Similar difficulties attend the allegation of the plaintiffs failing to make disclosures of their fraud to the court by which they obtained “illegal and fraudulent orders to the prejudice of the proper administration of law”. It is another purported particularization of fraud by alleging another unparticularised fraud and illegality; and not indicating in which way the administration of law is prejudiced.

Taking all these things together, what the defendant has sought to do is to build a sham, a counterfeit presentation and have it for a defence and counter-claim. It is full of bare denials, evasive pleas, unparticularised legal concepts of fraud, illegaility prejudice, and estoppel, all of which were set up without any good faith. They fail to raise a single triable issue as the courts know what should be a trial issue in civil litigation. I find that this defence and counter-claim lacks in bona fides.

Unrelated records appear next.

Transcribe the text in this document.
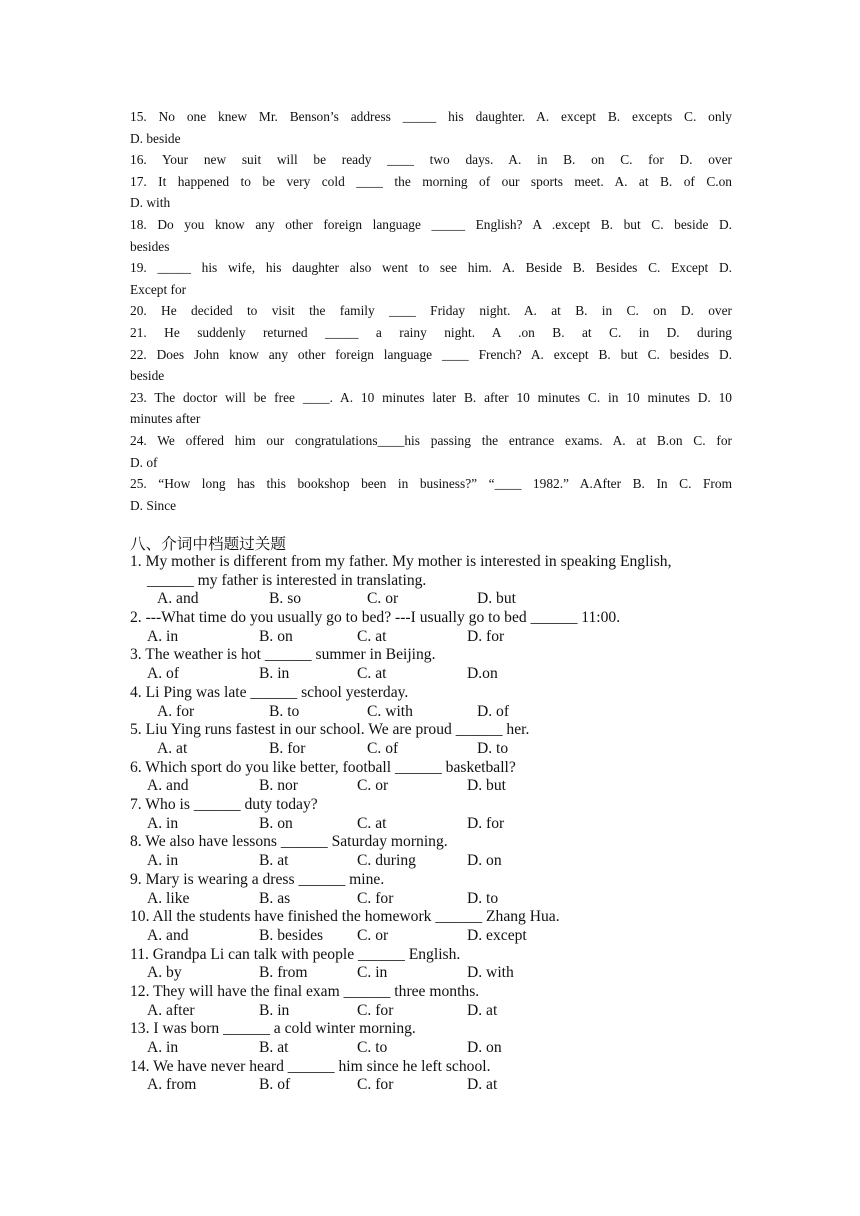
15. No one knew Mr. Benson’s address _____ his daughter. A. except B. excepts C. only
D. beside
16. Your new suit will be ready ____ two days. A. in B. on C. for D. over
17. It happened to be very cold ____ the morning of our sports meet. A. at B. of C.on
D. with
18. Do you know any other foreign language _____ English? A .except B. but C. beside D.
besides
19. _____ his wife, his daughter also went to see him. A. Beside B. Besides C. Except D.
Except for
20. He decided to visit the family ____ Friday night. A. at B. in C. on D. over
21. He suddenly returned _____ a rainy night. A .on B. at C. in D. during
22. Does John know any other foreign language ____ French? A. except B. but C. besides D.
beside
23. The doctor will be free ____. A. 10 minutes later B. after 10 minutes C. in 10 minutes D. 10
minutes after
24. We offered him our congratulations____his passing the entrance exams. A. at B.on C. for
D. of
25. “How long has this bookshop been in business?” “____ 1982.” A.After B. In C. From
D. Since
八、介词中档题过关题
1. My mother is different from my father. My mother is interested in speaking English,
______ my father is interested in translating.
A. and	B. so	C. or	D. but
2. ---What time do you usually go to bed? ---I usually go to bed ______ 11:00.
A. in	B. on	C. at	D. for
3. The weather is hot ______ summer in Beijing.
A. of	B. in	C. at	D.on
4. Li Ping was late ______ school yesterday.
A. for	B. to	C. with	D. of
5. Liu Ying runs fastest in our school. We are proud ______ her.
A. at	B. for	C. of	D. to
6. Which sport do you like better, football ______ basketball?
A. and	B. nor	C. or	D. but
7. Who is ______ duty today?
A. in	B. on	C. at	D. for
8. We also have lessons ______ Saturday morning.
A. in	B. at	C. during	D. on
9. Mary is wearing a dress ______ mine.
A. like	B. as	C. for	D. to
10. All the students have finished the homework ______ Zhang Hua.
A. and	B. besides C. or	D. except
11. Grandpa Li can talk with people ______ English.
A. by	B. from	C. in	D. with
12. They will have the final exam ______ three months.
A. after	B. in	C. for	D. at
13. I was born ______ a cold winter morning.
A. in	B. at	C. to	D. on
14. We have never heard ______ him since he left school.
A. from	B. of	C. for	D. at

For these reasons, the defendant is not to have leave to defend at all, and summary judgment s hereby entered for the plaintiffs against the defendant in the sum of shs76,000,000 with costs, and interest on those sums at the usual court rates. Decree to issue accordingly.

Signed and dated by me at Nairobi this 3rd day of April, 2003.

R KULOBA

JUDGE

3. 4.2003

Coram R Kuloba

Mr Owino for plaintiff/applicant

Served, no appearance for respondent

COURT:

This Ruling was read out and delivered by me in open court in the presence of counsel for the applicant, and in the absence of respondent’s counsel who had been duly notified of to-day, this 3rd day of April, 2003.